P.33. Fixed capital - series reinstated in 2014 after 'improvements' in depreciation method. Intangible capital is now included. Construction share of GFCE is not addressed.
2.102 Currently ONS applies a linear depreciation scheme to physical capital assets although alternative depreciation schemes are under consideration. A better understanding of the service lives of assets should benefit from the work presently being undertaken on ONS’s behalf by the National Institute of Economic and Social Research. Finally, accounting for richer detail of capital could be informative for explaining business cycle movements better, including second-hand or used capital and capacity utilisation.

P. 46. Table with Construction Output de-designated as a National Statistic due to quality problems in Dec 2014.
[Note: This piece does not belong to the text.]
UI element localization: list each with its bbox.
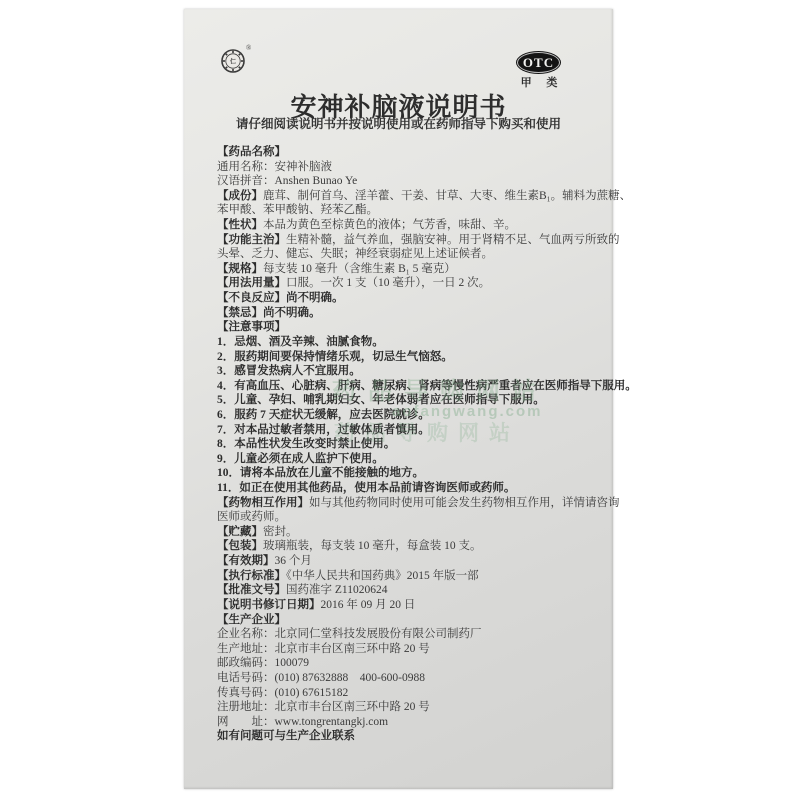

P. 47. Copied below with reference to 2011 release, but note the August 2015 revisions of construction output that increased output by 10 percent over the July release are not included:

3.39 Another criticism of ONS has been that a lack of expertise has led to the publication of erroneous data, particularly in the wake of relocation to Newport. An example of this occurred in 2011, when ONS published construction statistics which quoted quarter-on-quarter growth as 2.3%, rather than the correct figure of 0.5%26. This resulted in an incorrect revision to GDP. The error was identified by a journalist during a press lock-in briefing and was described by ONS as the most fundamental and basic of errors, whereby a mistake had occurred while copying and pasting figures from different columns in a spreadsheet.

P.59. Annual business survey, number of firms across the economy sampled is very small - another issue that really needs to be discussed. There are two sectors in the Annual Business Survey and short and long forms of questionnaires. For the Production and construction sectors 6,415 firms do the long form and 10,340 the short form. About three times those numbers do the Services sector surveys. While this minimises the “burden on respondents” and cuts costs “the fact that the sample is only made up of a small proportion of businesses means that it lacks sufficient granularity if the sample needs to be stratified finely by size, industry or region.”

And finally, with the important bit last, Interim Strategic Recommendation 4: Address established statistical limitations:
  • Addressing existing shortcomings in the production of National Accounts, including the absence of double deflated volume measures;
  • Using administrative data sources to improve early estimates of GDP, including by making greater use of information from the expenditure and income measures;
  • Producing detailed Flow of Fund statistics that meet user needs in terms of breadth and detail;
  • Improving the measurement of the service sector, including developing more detailed deflators and volume indices to reflect the service sector better;
  • Exploring how the use of administrative data might help meet the diverse and granular needs of users of regional statistics; and
  • Implementing sufficient improvements to the UK Trade, Construction and CPIH statistics to warrant their re-designation as National Statistics.

Given the problems the ONS has had the review is timely. The recommendations are all good and most would not be too expensive, an important consideration with the tight (and tightening) budget the ONS has. The move to big data and use of data science is clearly the path forward, and may yet surprise us with the outcome.

Whether it will improve the quality of construction stats it is hard to say, there are no specific measures discussed and the relevant recommendations are too broad to give an indication of how the ONS might proceed. There is work going on within the ONS, like the current review of building and construction price indices, however in the report’s extended discussion on deflators and the necessity of moving to double deflation generally (planned for 2020, maybe), construction input price indices do not get a mention.

It is unfortunate that an industry accounting for nearly 7 percent of GDP directly through on-site work, and that much again in supply of materials, components and services, does not warrant more attention. This is not a new phenomena, but unfortunate nonetheless.